About the last one, there are many games that are ['Action', 'Paddle / Pong'] going into Action-Adventure, so I took "Arcade" to mean the same as 'Action'.

Arguably though, maybe we may want to put them all in 'misc'? In any case, I simplified the test case file, so now it's easier to try the difference of making changes and see if there's anthing we'd like to reclassify (e.g. duke nukem, is it a shmup or platformer? in old version it's a shmup)

Newsdee commented 3 years ago

I had the idea to add an explicit multi-genre override (MULTI_GENRE_MAPPER). I think this makes it much easier to filter out a handful of cases, making the overall logic clearer (I hope!)

I still left some overall overiddes in buildGames (e.g.
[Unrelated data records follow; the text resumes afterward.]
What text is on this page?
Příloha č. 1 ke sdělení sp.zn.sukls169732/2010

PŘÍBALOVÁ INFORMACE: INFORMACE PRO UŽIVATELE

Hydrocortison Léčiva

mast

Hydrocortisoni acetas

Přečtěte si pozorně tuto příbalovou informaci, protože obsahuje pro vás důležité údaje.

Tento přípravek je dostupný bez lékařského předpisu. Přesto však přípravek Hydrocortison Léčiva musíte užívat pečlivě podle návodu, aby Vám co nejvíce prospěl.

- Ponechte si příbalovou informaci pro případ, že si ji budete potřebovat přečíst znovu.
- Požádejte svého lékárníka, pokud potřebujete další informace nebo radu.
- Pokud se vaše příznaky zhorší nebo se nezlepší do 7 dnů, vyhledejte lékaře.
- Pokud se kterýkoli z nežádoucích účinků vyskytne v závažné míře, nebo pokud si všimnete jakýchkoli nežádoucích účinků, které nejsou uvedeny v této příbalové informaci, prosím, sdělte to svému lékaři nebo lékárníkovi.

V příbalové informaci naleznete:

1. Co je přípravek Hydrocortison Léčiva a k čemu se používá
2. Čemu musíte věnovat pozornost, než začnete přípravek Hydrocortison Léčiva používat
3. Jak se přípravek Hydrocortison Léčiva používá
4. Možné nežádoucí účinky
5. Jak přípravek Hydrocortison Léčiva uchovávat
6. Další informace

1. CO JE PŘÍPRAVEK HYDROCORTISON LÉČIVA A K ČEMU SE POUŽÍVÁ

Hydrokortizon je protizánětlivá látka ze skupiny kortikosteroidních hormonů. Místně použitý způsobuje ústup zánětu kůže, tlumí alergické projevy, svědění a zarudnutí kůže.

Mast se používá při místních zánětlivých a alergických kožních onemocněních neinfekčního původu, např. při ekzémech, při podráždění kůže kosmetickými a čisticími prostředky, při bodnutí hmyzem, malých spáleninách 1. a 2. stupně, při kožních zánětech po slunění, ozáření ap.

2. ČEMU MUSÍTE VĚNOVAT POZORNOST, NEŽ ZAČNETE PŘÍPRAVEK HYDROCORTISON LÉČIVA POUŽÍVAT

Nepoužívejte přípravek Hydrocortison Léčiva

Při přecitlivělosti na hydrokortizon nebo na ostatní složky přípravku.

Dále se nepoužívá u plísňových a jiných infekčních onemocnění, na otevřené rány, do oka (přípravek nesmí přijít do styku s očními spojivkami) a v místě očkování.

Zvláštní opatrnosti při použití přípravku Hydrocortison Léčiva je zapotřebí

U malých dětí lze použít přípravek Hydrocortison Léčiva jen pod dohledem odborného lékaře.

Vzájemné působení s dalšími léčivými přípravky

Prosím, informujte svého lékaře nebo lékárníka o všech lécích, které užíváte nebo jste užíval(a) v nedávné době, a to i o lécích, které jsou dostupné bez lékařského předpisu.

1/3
Puzzle) when it impacts many cases (otherwise it needs lots of entries in the mapper).

Now the diffs look like this:

+---+----------+-------------------------------------------------------------------+------------------+---------------------+
| 0 | corporat | ['Action', 'First Person Shooter', 'Puzzle']                      | Puzzle           | Gun-FPS             |
| 1 | universa | ['Action', 'Construction and Management Simulation', 'Shooter']   | ShootEmUp        | Strategy-Management |
| 2 | starsag1 | ['Board / Party Game', 'Role-Playing']                            | Puzzle           | RPG                 |
| 3 | execsui  | ['Construction and Management Simulation', 'Interactive Fiction'] | Adventure-Visual | Strategy-Management |
| 4 | monteret | ['Action', 'First Person Shooter', 'Platform', 'Puzzle']          | Puzzle           | Gun-FPS             |
| 5 | eradicat | ['Action', 'First Person Shooter', 'Puzzle']                      | Puzzle           | Gun-FPS             |
| 6 | enigma96 | ['Arcade', 'Paddle / Pong']                                       | Misc             | Action-Adventure    |
+---+----------+-------------------------------------------------------------------+------------------+---------------------+

We can remove the diffs individually by adding a multi mapper override.

Voljega commented 3 years ago

I had the idea to add an explicit multi-genre override (MULTI_GENRE_MAPPER). I think this makes it much easier to filter out a handful of cases, making the overall logic clearer (I hope!)

I still left some overall overiddes in buildGames (e.g. Puzzle) when it impacts many cases (otherwise it needs lots of entries in the mapper).

Now the diffs look like this:

+---+----------+-------------------------------------------------------------------+------------------+---------------------+ | 0 | corporat | ['Action', 'First Person Shooter', 'Puzzle'] | Puzzle | Gun-FPS | | 1 | universa | ['Action', 'Construction and Management Simulation', 'Shooter'] | ShootEmUp | Strategy-Management | | 2 | starsag1 | ['Board / Party Game', 'Role-Playing'] | Puzzle | RPG | | 3 | execsui | ['Construction and Management Simulation', 'Interactive Fiction'] | Adventure-Visual | Strategy-Management | | 4 | monteret | ['Action', 'First Person Shooter', 'Platform', 'Puzzle'] | Puzzle | Gun-FPS | | 5 | eradicat | ['Action', 'First Person Shooter', 'Puzzle'] | Puzzle | Gun-FPS | | 6 | enigma96 | ['Arcade', 'Paddle / Pong'] | Misc | Action-Adventure | +---+----------+-------------------------------------------------------------------+------------------+---------------------+

We can remove the diffs individually by adding a multi mapper override.

Actually all these diffs seem good except the last one, but that's ok it's not like the original mapped genres were all correct anyway

One last thing maybe we could externalise all the genre mapping mecanism in a GenreMapper class, genremapper.py file ?

If you want to do it, I'm ok with it, otherwise I'll do it later, tell me

Newsdee commented 3 years ago

Good idea, I'll externalize to a new file and fix that one last diff.